United plans to convert its CRJ-550s to run on hydrogen in 2028

US airline became a partner of ZeroAvia, a British company that develops hydrogen engines and is due to put an adapted turboprop into commercial service in 2024

United Airlines has once again taken the lead in new technologies associated with air travel. The US carrier announced on Monday that it had invested in ZeroAvia, a British start-up that develops technologies to convert conventional aircraft to the use of hydrogen.

According to the airline, the goal is to convert 50 CRJ-550 jets to be equipped with ZA2000-RJ engines, powered by hydrogen-electricity starting in 2028.

“Hydrogen-electric engines are one of the most promising paths to zero-emission air travel for a smaller aircraft, and this investment will keep United out in front of this important emerging technology,” said Scott Kirby, CEO of United.

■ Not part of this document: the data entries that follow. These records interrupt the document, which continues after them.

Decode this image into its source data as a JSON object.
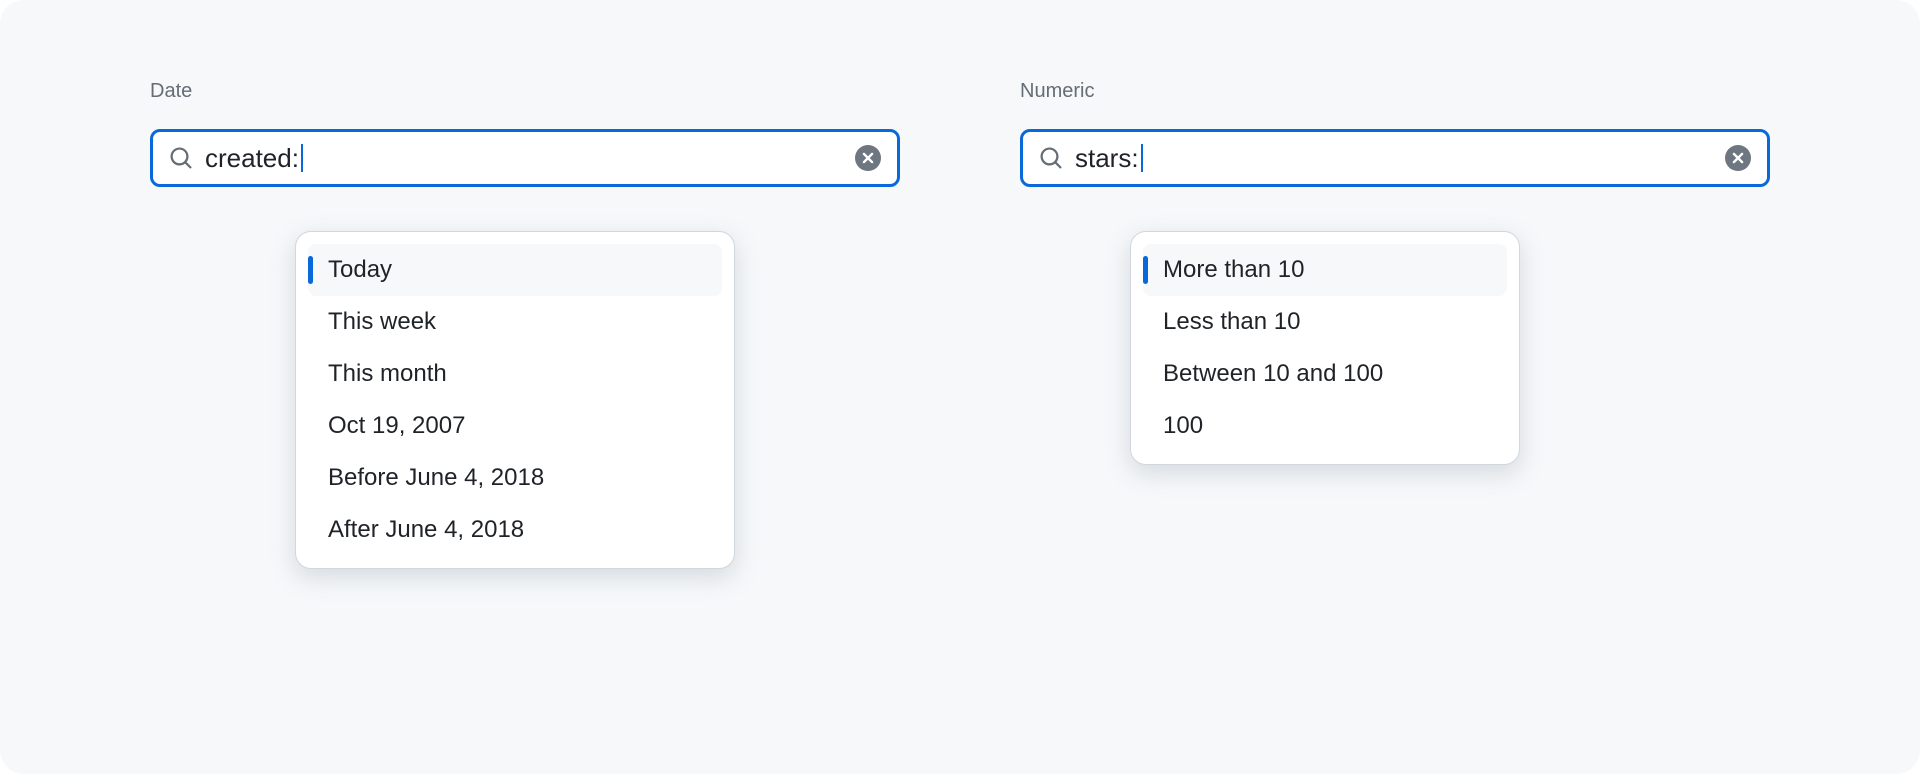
{
  "date_panel": {
    "label": "Date",
    "search_value": "created:",
    "items": [
      {
        "label": "Today"
      },
      {
        "label": "This week"
      },
      {
        "label": "This month"
      },
      {
        "label": "Oct 19, 2007"
      },
      {
        "label": "Before June 4, 2018"
      },
      {
        "label": "After June 4, 2018"
      }
    ]
  },
  "numeric_panel": {
    "label": "Numeric",
    "search_value": "stars:",
    "items": [
      {
        "label": "More than 10"
      },
      {
        "label": "Less than 10"
      },
      {
        "label": "Between 10 and 100"
      },
      {
        "label": "100"
      }
    ]
  }
}
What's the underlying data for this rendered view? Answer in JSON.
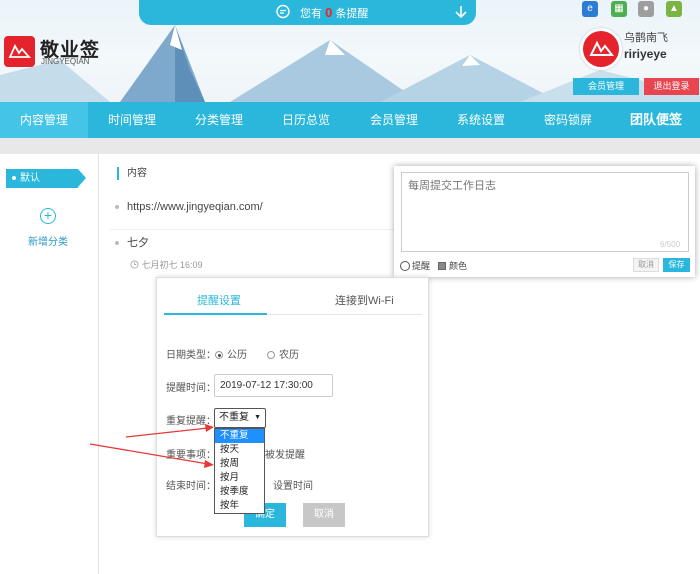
{
  "notice": {
    "prefix": "您有",
    "count": "0",
    "suffix": "条提醒"
  },
  "brand": {
    "name": "敬业签",
    "en": "JINGYEQIAN"
  },
  "os_icons": [
    "ie-icon",
    "windows-icon",
    "apple-icon",
    "android-icon"
  ],
  "user": {
    "name_cn": "乌鹊南飞",
    "name_en": "ririyeye",
    "member_btn": "会员管理",
    "logout_btn": "退出登录"
  },
  "nav": [
    "内容管理",
    "时间管理",
    "分类管理",
    "日历总览",
    "会员管理",
    "系统设置",
    "密码锁屏",
    "团队便签"
  ],
  "sidebar": {
    "default_cat": "默认",
    "add_label": "新增分类",
    "add_symbol": "+"
  },
  "list": {
    "header": "内容",
    "items": [
      {
        "text": "https://www.jingyeqian.com/"
      },
      {
        "text": "七夕",
        "time": "七月初七 16:09"
      }
    ]
  },
  "editor": {
    "placeholder": "每周提交工作日志",
    "counter": "6/500",
    "remind": "提醒",
    "color": "颜色",
    "cancel": "取消",
    "save": "保存"
  },
  "popup": {
    "tabs": [
      "提醒设置",
      "连接到Wi-Fi"
    ],
    "date_type_label": "日期类型：",
    "date_types": [
      "公历",
      "农历"
    ],
    "remind_time_label": "提醒时间：",
    "remind_time_value": "2019-07-12 17:30:00",
    "repeat_label": "重复提醒：",
    "repeat_value": "不重复",
    "important_label": "重要事项：",
    "important_partial": "被发提醒",
    "end_label": "结束时间：",
    "end_partial": "设置时间",
    "ok": "确定",
    "cancel": "取消",
    "options": [
      "不重复",
      "按天",
      "按周",
      "按月",
      "按季度",
      "按年"
    ]
  },
  "colors": {
    "accent": "#2bb7dc",
    "brand_red": "#e5232c",
    "logout": "#e8454f"
  }
}
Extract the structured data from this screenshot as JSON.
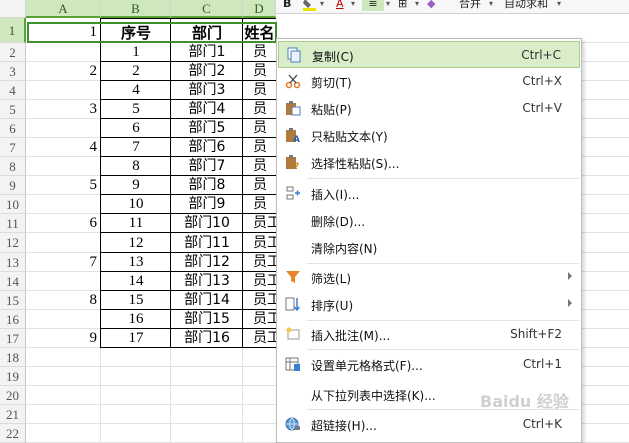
{
  "columns": [
    "A",
    "B",
    "C",
    "D"
  ],
  "row_numbers": [
    "1",
    "2",
    "3",
    "4",
    "5",
    "6",
    "7",
    "8",
    "9",
    "10",
    "11",
    "12",
    "13",
    "14",
    "15",
    "16",
    "17",
    "18",
    "19",
    "20",
    "21",
    "22"
  ],
  "cells": {
    "a1": "1",
    "b1": "序号",
    "c1": "部门",
    "d1": "姓名",
    "a3": "2",
    "a5": "3",
    "a7": "4",
    "a9": "5",
    "a11": "6",
    "a13": "7",
    "a15": "8",
    "a17": "9",
    "serials": [
      "1",
      "2",
      "4",
      "5",
      "6",
      "7",
      "8",
      "9",
      "10",
      "11",
      "12",
      "13",
      "14",
      "15",
      "16",
      "17"
    ],
    "departments": [
      "部门1",
      "部门2",
      "部门3",
      "部门4",
      "部门5",
      "部门6",
      "部门7",
      "部门8",
      "部门9",
      "部门10",
      "部门11",
      "部门12",
      "部门13",
      "部门14",
      "部门15",
      "部门16"
    ],
    "names": [
      "员",
      "员",
      "员",
      "员",
      "员",
      "员",
      "员",
      "员",
      "员",
      "员工",
      "员工",
      "员工",
      "员工",
      "员工",
      "员工",
      "员工"
    ]
  },
  "ribbon": {
    "bold": "B",
    "font_color": "A",
    "merge": "合并",
    "autosum": "自动求和"
  },
  "context_menu": {
    "items": [
      {
        "label": "复制(C)",
        "shortcut": "Ctrl+C",
        "icon": "copy-icon"
      },
      {
        "label": "剪切(T)",
        "shortcut": "Ctrl+X",
        "icon": "cut-icon"
      },
      {
        "label": "粘贴(P)",
        "shortcut": "Ctrl+V",
        "icon": "paste-icon"
      },
      {
        "label": "只粘贴文本(Y)",
        "shortcut": "",
        "icon": "paste-text-icon"
      },
      {
        "label": "选择性粘贴(S)...",
        "shortcut": "",
        "icon": "paste-special-icon"
      },
      {
        "label": "插入(I)...",
        "shortcut": "",
        "icon": "insert-icon"
      },
      {
        "label": "删除(D)...",
        "shortcut": "",
        "icon": ""
      },
      {
        "label": "清除内容(N)",
        "shortcut": "",
        "icon": ""
      },
      {
        "label": "筛选(L)",
        "shortcut": "",
        "icon": "filter-icon"
      },
      {
        "label": "排序(U)",
        "shortcut": "",
        "icon": "sort-icon"
      },
      {
        "label": "插入批注(M)...",
        "shortcut": "Shift+F2",
        "icon": "comment-icon"
      },
      {
        "label": "设置单元格格式(F)...",
        "shortcut": "Ctrl+1",
        "icon": "format-cells-icon"
      },
      {
        "label": "从下拉列表中选择(K)...",
        "shortcut": "",
        "icon": ""
      },
      {
        "label": "超链接(H)...",
        "shortcut": "Ctrl+K",
        "icon": "hyperlink-icon"
      }
    ]
  },
  "watermark": "Baidu 经验",
  "colors": {
    "selection_green": "#3f8f2c",
    "menu_highlight": "#d9edc9",
    "header_bg": "#f3f3f3"
  }
}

Under the agreement, the airline will have the rights to purchase 50 engines with an option for another 50 units.

ZeroAvia is converting a Do 228 turboprop aircraft to fly with hydrogen (ZeroAvia)

“This support by United, alongside our other forward-thinking partners, demonstrates the importance of hydrogen-electric propulsion in the future of sustainable flight,” said Val Miftakhov, Founder and CEO and of ZeroAvia. “The United Express routes powered by hydrogen-electric aircraft will be enabling large numbers of passengers to take zero-emission flights well within this decade.”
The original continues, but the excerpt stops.